Hier soir se tenait une réunion du club parlementaire audiovisuel. Les invités de cette session très attendue étaient Jacques Toubon et Patrick Zelnik, pour discuter du rapport remis il y a quelques semaines maintenant au ministre de la Culture et de la Communication Frédéric Mitterrand. Parmi les invités, beaucoup de producteurs, des représentants de la radio, des opérateurs internet et Google France. Le débat promettait d’être chaud, ce fut brûlant.
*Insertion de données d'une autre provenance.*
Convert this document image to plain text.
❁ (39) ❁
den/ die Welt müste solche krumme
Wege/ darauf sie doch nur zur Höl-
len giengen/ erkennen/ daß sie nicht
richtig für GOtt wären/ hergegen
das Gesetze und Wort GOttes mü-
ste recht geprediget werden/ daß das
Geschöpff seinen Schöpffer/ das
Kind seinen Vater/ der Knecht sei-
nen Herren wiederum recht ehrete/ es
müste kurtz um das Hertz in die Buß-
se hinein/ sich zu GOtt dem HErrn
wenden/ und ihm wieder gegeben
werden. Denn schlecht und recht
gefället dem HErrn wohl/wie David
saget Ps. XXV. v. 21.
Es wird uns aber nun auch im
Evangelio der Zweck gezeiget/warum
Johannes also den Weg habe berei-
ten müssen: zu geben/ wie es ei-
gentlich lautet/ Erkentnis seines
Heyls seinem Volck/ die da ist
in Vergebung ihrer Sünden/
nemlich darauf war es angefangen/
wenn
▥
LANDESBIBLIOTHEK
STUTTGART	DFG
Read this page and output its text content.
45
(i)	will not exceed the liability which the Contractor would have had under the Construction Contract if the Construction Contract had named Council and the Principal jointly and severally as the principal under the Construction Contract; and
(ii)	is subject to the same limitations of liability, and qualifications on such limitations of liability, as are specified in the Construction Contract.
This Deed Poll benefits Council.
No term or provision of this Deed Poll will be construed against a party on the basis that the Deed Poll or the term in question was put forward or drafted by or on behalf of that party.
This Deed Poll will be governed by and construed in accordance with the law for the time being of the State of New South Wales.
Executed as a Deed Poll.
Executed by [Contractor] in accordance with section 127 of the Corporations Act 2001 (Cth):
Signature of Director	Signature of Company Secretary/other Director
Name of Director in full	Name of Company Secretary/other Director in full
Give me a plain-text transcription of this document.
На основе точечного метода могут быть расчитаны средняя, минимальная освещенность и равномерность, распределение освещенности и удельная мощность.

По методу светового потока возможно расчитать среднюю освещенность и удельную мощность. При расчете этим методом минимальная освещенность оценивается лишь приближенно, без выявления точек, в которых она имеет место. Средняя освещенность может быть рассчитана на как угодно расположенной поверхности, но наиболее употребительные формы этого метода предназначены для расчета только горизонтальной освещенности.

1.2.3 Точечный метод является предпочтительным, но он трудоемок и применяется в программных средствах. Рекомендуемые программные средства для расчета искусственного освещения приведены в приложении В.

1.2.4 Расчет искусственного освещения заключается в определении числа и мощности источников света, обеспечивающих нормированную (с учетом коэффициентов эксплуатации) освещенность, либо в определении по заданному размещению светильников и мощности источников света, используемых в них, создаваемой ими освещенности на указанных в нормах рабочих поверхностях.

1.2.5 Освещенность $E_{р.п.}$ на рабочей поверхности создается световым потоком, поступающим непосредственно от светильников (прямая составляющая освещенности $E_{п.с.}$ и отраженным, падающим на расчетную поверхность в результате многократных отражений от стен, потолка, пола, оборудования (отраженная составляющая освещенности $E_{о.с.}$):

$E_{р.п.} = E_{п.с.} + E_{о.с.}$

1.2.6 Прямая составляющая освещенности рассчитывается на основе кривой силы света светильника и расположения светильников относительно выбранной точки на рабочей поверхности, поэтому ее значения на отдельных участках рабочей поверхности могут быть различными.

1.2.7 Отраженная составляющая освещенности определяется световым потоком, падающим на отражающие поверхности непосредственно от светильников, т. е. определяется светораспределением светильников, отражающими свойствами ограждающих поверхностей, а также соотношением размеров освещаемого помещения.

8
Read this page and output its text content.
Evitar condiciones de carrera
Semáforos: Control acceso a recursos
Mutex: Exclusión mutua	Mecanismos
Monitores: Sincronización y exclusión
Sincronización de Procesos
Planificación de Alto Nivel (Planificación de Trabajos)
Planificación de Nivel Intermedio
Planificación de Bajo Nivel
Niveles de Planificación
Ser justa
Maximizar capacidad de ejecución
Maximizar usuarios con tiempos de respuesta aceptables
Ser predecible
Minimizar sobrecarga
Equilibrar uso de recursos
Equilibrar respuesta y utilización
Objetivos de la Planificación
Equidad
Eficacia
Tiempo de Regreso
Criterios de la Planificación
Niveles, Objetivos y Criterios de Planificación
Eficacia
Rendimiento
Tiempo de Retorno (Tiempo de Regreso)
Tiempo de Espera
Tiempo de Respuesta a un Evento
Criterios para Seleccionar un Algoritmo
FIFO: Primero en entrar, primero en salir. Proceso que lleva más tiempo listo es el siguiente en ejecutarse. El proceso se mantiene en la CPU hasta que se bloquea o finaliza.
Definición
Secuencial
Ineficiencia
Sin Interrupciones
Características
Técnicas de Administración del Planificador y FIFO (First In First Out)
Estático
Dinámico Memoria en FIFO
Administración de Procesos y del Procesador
Depuis que le rapport de la mission dite Zelnik a proposé d’instaurer une gestion collective pour la musique sur l’internet, le monde de la culture est en ébullition. À peine les préconisations exposées, le syndicat des majors de la musique, le SNEP, avait attaqué bille en tête, accusant Patrick Zelnik, producteur et fondateur du label Naïve, d’instrumentaliser cette mission pour des raisons personnelles. L’attaque n’était pas très fair-play mais elle a touché. Et depuis, Patrick Zelnik s’évertue à calmer les esprits en expliquant, dès qu’il en a l’occasion, que la gestion collective n’est pas une obligation, à condition de trouver une solution d’ici là – le rapport donne un an pour trouver un accord.
Bref, c’est dans ce contexte où pleuvent en coulisse les noms d’oiseau, que le club parlementaire de l’audiovisuel se réunissait à l’initiative de ses créateurs, Emmanuel Hamelin, Frédéric Lefebvre et le nouveau venu Franck Riester. Patrick Zelnik est à l’heure. Mais alors que les convives et les journalistes trouvent une place dans la salle du dernier étage de l’immeuble Jacques-Chaban-Delmas, ses acolytes ne sont pas encore arrivés ; Guillaume Cerutti ne viendra pas, et comme à son habitude, Jacques Toubon est en retard. C’est à Frédéric Lefebvre que revient le privilège d’ouvrir les débats. Le porte parole de l’UMP se contente de répéter l’importance du sujet : le financement de la création. Enfin, Jacques Toubon fait son entrée, alors que l’ex-député des Hauts-de-Seine finit son allocution en évoquant la gestion collective, et sa volonté de trouver un financement durable pour la culture.

Tribun

Patrick Zelnik hérite du micro. « On m’avait promis une soirée chaude », lance t-il, et embraye sur Hadopi. La loi sur la riposte graduée est qualifiée de « médecine douce », car la « gratuité sur internet, c’est très dévastateur ». On se demande bien alors où est passé celui qui au tout début des années 2000, alors que la vague Napster déferlait, s’était levé, seul face aux majors de l’IFPI (Fédération internationale de l’industrie musicale), pour dénoncer les carences de la production et dédouaner le piratage naissant… Après cette mise en bouche, Patrick Zelnik entame ce refrain déjà entendu sur la gestion collective : « la gestion collective est l’un des moyens et pas le seul. Il y en a d’autres. Et des plus efficaces ». Reste donc à les trouver.
Dans la salle, on opine du chef, sûr d’avoir mis en échec cette mesure si controversée – sont présents les pros du lobbying au regard d’aigle. Peine perdue, voilà que Jacques Toubon rentre dans l’arène, et le show peut enfin commencer. Le tribun est toujours en vie. Vivace même, prêt à dégainer et interpeller les pleutres et les planqués ! Le ton est donné d’emblée : « On ne peut régler les problèmes qui se posent que par et avec le marché ». Voilà qui est clair, le plus libéral des deux c’est bien Jacques Toubon, l’ancien ministre de la Culture, et ex-député européen ; Guillaume Cerutti n’est pas présent, mais cela ne change rien, Jacques Toubon est dans la place ! Son intervention s’articule autour d’un axe fort : « Changer la grille de lecture du marché », comprenez le point de vue des producteurs et créateurs n’est plus l’alpha et l’omega de l’action politique. Les aigles se changent en faucons…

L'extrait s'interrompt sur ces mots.